Now, with 4.3 million American Indians living in the United States alone, Campbell said he was reminded of an old Hopi prophecy that foretold a rebirth and revival.

Fredina Drye-Romero, left, and her mother, Aletha Tom, both of Lawrence, attend the dedication of the National Museum of the American Indian, seen in the background. Drye-Romero, a member of the Southern Paiute tribe in Arizona and graduate of Haskell Indian Nations University and Kansas University, wore an outfit that has been in her family for years Tuesday in the Native Nations procession in Washington, D.C.

“That re-emergence of the native people has come true,” he said.

Present, not past

The museum’s exhibits focus mostly on American Indian cultures of today, not the past, in hopes of reminding non-American Indian visitors of one important message: They’re still here.

Silva said he hoped the museum would help educate non-natives about the variety of indigenous nations.

“People get stuck with the mindset that there’s only one tribe,” he said. “Today, you see that there are hundreds of indigenous nations all around the world.
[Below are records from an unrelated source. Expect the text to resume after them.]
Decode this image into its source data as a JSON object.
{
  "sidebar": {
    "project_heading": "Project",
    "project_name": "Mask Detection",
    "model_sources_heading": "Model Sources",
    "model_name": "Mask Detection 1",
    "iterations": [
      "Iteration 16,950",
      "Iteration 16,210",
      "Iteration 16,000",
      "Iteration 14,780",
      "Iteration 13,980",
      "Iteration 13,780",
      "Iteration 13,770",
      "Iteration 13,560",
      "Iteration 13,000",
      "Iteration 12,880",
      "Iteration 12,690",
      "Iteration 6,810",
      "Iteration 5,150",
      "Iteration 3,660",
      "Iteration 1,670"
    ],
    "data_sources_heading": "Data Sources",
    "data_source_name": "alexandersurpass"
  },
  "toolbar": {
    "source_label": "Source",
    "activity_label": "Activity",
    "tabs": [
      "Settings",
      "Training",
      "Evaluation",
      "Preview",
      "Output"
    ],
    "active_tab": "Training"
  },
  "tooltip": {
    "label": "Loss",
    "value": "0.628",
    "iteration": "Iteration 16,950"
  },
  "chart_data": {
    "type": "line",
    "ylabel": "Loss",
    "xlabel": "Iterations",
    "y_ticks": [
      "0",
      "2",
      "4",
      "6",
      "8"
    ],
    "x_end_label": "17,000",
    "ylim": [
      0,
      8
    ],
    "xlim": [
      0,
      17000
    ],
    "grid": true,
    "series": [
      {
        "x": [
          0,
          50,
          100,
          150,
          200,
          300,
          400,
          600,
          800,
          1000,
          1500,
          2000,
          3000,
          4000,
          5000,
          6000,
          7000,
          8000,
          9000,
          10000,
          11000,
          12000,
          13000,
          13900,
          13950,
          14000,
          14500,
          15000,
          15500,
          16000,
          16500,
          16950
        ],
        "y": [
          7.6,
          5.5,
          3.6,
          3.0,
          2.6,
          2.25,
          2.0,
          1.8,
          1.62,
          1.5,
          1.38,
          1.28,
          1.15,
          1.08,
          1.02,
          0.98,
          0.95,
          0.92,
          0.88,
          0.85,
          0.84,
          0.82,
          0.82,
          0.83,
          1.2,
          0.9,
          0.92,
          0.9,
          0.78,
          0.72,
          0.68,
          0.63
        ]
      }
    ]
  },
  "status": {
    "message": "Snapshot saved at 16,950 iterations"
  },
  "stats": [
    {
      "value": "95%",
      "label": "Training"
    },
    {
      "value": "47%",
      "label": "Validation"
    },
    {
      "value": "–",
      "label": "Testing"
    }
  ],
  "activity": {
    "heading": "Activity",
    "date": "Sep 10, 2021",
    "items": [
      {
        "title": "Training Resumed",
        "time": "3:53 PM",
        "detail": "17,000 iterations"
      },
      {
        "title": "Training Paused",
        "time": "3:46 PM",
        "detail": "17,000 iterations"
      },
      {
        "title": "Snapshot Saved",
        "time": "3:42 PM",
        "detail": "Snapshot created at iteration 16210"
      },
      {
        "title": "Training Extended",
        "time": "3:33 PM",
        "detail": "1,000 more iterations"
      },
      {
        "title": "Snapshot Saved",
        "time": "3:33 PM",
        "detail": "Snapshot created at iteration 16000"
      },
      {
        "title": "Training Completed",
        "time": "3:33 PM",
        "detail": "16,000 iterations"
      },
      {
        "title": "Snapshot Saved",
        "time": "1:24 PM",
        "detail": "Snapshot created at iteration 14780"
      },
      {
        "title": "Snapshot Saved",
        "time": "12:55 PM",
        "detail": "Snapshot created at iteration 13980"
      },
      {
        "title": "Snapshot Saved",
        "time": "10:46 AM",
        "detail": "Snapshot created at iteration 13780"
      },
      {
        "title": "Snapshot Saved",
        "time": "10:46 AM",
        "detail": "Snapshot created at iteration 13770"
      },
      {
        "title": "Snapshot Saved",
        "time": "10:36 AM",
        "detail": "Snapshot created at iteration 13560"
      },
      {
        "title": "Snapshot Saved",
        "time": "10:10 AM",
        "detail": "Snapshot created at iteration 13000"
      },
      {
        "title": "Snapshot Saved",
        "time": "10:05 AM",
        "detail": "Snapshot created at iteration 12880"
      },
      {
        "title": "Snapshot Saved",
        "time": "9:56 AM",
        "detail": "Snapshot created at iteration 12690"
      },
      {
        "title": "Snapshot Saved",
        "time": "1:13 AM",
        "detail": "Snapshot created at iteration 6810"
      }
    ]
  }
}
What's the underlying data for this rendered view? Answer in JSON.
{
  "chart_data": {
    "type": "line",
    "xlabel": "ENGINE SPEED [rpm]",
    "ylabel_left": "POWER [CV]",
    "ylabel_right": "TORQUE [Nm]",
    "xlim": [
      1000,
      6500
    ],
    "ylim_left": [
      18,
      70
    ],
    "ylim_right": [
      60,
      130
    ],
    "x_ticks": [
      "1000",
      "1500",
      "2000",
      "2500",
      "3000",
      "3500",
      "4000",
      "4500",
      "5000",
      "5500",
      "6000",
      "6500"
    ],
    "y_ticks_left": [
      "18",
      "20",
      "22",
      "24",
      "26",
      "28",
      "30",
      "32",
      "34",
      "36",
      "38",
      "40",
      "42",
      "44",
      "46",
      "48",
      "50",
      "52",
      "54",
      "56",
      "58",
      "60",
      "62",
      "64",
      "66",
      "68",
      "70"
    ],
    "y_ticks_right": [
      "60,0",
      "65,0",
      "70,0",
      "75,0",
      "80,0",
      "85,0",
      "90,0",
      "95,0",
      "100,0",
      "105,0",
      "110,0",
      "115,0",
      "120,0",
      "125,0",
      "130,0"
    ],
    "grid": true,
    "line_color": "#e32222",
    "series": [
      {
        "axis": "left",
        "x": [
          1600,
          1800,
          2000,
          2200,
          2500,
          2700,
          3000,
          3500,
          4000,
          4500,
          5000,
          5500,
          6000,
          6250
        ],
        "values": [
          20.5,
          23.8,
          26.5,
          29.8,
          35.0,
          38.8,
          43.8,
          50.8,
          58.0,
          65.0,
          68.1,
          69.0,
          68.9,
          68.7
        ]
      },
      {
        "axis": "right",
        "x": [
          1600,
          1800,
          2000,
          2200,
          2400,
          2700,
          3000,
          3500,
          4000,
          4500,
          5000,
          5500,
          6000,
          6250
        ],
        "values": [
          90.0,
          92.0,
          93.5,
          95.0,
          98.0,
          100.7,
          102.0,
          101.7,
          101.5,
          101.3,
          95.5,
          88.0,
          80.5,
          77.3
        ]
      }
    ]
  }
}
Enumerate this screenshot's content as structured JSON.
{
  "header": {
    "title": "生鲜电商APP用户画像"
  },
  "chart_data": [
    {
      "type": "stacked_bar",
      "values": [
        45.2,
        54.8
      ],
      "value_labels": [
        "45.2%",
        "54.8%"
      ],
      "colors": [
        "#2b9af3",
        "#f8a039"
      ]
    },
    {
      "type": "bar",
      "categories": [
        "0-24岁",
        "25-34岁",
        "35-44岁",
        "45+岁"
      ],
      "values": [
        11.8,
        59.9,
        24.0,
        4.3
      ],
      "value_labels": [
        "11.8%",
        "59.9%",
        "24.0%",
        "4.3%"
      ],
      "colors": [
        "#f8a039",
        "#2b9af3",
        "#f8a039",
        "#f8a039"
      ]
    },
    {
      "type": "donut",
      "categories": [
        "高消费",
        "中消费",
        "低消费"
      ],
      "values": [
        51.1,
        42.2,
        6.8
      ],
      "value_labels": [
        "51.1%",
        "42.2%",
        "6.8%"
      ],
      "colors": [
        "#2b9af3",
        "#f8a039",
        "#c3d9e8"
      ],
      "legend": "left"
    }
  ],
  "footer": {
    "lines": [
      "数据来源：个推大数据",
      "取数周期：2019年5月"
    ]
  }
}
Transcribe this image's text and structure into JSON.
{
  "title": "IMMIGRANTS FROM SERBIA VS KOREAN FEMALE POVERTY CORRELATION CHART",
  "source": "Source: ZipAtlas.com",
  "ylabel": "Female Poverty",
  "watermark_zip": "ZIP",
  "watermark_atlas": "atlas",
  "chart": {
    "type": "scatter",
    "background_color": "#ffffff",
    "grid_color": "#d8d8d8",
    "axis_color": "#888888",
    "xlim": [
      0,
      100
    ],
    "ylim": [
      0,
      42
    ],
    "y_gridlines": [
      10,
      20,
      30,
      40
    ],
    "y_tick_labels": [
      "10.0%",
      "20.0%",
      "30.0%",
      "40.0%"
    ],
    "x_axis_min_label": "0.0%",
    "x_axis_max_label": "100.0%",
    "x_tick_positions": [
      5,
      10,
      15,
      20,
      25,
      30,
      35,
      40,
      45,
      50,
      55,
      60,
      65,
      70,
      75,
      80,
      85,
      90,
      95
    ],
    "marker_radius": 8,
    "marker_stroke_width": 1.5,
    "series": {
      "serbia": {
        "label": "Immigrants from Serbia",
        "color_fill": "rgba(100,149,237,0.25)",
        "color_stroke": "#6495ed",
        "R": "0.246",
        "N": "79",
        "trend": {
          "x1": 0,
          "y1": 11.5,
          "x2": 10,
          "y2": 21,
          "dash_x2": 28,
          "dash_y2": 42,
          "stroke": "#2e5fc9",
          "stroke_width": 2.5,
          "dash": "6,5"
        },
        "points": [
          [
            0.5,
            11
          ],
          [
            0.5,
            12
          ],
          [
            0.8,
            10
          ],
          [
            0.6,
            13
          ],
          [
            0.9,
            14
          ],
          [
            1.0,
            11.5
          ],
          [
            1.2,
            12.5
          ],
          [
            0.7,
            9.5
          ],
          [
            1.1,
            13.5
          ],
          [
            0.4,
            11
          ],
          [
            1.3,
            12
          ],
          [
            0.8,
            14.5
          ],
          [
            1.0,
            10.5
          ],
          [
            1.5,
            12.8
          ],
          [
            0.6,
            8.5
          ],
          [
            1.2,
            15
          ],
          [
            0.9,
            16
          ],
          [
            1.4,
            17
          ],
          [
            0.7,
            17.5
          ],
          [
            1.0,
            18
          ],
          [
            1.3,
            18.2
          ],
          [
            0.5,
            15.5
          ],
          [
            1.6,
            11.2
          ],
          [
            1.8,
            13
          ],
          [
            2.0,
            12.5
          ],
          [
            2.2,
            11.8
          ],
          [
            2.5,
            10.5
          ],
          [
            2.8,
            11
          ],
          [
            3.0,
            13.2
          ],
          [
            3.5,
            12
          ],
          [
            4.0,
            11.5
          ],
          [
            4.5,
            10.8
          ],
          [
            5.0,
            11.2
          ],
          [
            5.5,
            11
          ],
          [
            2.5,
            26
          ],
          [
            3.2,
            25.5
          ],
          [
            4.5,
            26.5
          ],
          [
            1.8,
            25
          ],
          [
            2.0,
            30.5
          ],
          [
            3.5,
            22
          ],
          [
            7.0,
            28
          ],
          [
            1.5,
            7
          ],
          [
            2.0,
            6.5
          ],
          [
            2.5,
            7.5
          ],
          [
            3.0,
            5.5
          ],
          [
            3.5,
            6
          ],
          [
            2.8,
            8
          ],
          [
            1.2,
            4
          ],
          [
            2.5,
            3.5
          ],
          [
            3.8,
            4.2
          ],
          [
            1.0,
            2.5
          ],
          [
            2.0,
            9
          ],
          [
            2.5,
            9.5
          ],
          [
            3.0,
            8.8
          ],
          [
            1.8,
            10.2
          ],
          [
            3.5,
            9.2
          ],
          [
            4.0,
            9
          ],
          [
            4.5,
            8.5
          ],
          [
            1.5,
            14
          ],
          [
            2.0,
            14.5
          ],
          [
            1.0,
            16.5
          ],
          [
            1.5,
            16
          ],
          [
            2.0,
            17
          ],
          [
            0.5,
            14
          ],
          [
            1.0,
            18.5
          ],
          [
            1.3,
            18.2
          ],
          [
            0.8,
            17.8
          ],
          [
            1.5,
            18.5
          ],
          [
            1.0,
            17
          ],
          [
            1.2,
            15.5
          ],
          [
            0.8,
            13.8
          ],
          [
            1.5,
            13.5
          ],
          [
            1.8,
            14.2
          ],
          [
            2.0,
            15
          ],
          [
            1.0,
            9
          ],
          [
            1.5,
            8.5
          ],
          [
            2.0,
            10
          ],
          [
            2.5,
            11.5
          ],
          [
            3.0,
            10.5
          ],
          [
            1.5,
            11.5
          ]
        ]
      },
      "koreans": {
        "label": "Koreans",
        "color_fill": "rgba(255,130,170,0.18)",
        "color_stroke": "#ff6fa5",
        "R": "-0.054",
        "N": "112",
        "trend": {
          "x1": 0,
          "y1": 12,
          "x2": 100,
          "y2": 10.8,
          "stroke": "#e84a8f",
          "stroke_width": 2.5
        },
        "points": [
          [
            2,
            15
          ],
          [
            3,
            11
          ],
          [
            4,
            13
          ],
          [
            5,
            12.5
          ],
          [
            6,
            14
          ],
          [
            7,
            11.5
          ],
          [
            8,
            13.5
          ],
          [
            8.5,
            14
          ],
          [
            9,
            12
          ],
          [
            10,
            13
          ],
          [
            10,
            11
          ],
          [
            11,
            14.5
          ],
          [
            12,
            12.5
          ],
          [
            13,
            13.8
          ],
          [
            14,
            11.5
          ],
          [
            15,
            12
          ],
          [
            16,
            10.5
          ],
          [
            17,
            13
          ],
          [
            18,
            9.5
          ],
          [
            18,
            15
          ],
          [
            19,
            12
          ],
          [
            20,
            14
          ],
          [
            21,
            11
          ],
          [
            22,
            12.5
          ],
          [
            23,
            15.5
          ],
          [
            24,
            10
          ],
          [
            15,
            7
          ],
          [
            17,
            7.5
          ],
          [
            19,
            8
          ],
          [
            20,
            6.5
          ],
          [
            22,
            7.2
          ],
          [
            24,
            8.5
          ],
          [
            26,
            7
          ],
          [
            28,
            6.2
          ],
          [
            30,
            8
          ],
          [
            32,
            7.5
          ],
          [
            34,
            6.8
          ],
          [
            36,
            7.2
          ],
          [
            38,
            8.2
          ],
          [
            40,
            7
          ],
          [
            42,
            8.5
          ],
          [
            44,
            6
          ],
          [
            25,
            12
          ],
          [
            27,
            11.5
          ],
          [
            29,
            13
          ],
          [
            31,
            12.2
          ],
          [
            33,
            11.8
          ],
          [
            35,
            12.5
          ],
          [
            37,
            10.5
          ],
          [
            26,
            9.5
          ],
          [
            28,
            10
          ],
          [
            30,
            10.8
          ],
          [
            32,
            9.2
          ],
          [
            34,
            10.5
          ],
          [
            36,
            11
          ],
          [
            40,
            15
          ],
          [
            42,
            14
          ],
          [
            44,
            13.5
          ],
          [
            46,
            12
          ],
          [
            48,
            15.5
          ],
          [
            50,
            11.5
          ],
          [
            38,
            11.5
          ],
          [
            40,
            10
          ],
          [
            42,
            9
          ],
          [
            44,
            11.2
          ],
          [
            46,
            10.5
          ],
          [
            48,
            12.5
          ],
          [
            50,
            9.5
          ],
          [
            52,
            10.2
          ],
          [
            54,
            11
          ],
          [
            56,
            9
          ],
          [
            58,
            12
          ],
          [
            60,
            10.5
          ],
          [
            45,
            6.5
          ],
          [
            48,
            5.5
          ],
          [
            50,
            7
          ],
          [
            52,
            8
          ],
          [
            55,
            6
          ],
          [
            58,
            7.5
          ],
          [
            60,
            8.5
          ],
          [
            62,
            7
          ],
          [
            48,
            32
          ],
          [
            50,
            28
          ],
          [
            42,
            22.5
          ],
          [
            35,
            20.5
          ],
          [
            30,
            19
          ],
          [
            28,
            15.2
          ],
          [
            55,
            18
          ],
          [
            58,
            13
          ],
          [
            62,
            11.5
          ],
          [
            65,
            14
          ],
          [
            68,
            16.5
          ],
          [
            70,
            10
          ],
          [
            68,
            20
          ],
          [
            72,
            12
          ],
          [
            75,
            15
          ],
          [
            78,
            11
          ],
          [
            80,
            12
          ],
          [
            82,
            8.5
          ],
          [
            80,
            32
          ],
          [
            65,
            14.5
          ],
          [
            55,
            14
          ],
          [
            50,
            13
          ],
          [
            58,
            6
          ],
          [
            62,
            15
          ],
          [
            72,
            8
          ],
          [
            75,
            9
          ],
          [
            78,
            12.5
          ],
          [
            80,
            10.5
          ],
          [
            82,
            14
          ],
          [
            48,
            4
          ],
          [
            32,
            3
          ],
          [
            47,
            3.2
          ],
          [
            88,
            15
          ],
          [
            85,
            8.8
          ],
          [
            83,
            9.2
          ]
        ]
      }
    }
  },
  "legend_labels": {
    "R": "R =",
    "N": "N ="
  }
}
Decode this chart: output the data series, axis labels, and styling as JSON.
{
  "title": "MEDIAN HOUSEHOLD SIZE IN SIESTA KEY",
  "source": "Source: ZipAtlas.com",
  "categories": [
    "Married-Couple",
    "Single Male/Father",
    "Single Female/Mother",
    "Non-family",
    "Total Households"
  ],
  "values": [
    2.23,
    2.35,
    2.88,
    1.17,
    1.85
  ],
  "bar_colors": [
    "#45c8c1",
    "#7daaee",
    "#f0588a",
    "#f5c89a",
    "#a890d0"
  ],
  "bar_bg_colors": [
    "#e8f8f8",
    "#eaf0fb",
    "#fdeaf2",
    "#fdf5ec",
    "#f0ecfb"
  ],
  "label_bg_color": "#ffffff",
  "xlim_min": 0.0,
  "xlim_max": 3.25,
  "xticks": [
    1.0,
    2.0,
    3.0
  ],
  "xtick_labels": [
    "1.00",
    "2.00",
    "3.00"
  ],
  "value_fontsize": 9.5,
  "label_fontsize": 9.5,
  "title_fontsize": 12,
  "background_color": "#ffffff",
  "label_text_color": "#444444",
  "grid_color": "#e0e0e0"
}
I think this museum is going to be a good place to educate non-natives on our history, our cultural background and get out of that mindset that we’re all just one tribe.”

For Fredina Drye-Romero, an academic adviser at Haskell and a member of the Southern Paiute tribe, the grand opening of the museum is a bright spot in an otherwise sad history of her people.

“This is something of celebration now,” she said. “Our past is very grim, it’s not anything to be happy about, but our future is bright.”

— J-W wire services contributed to this report.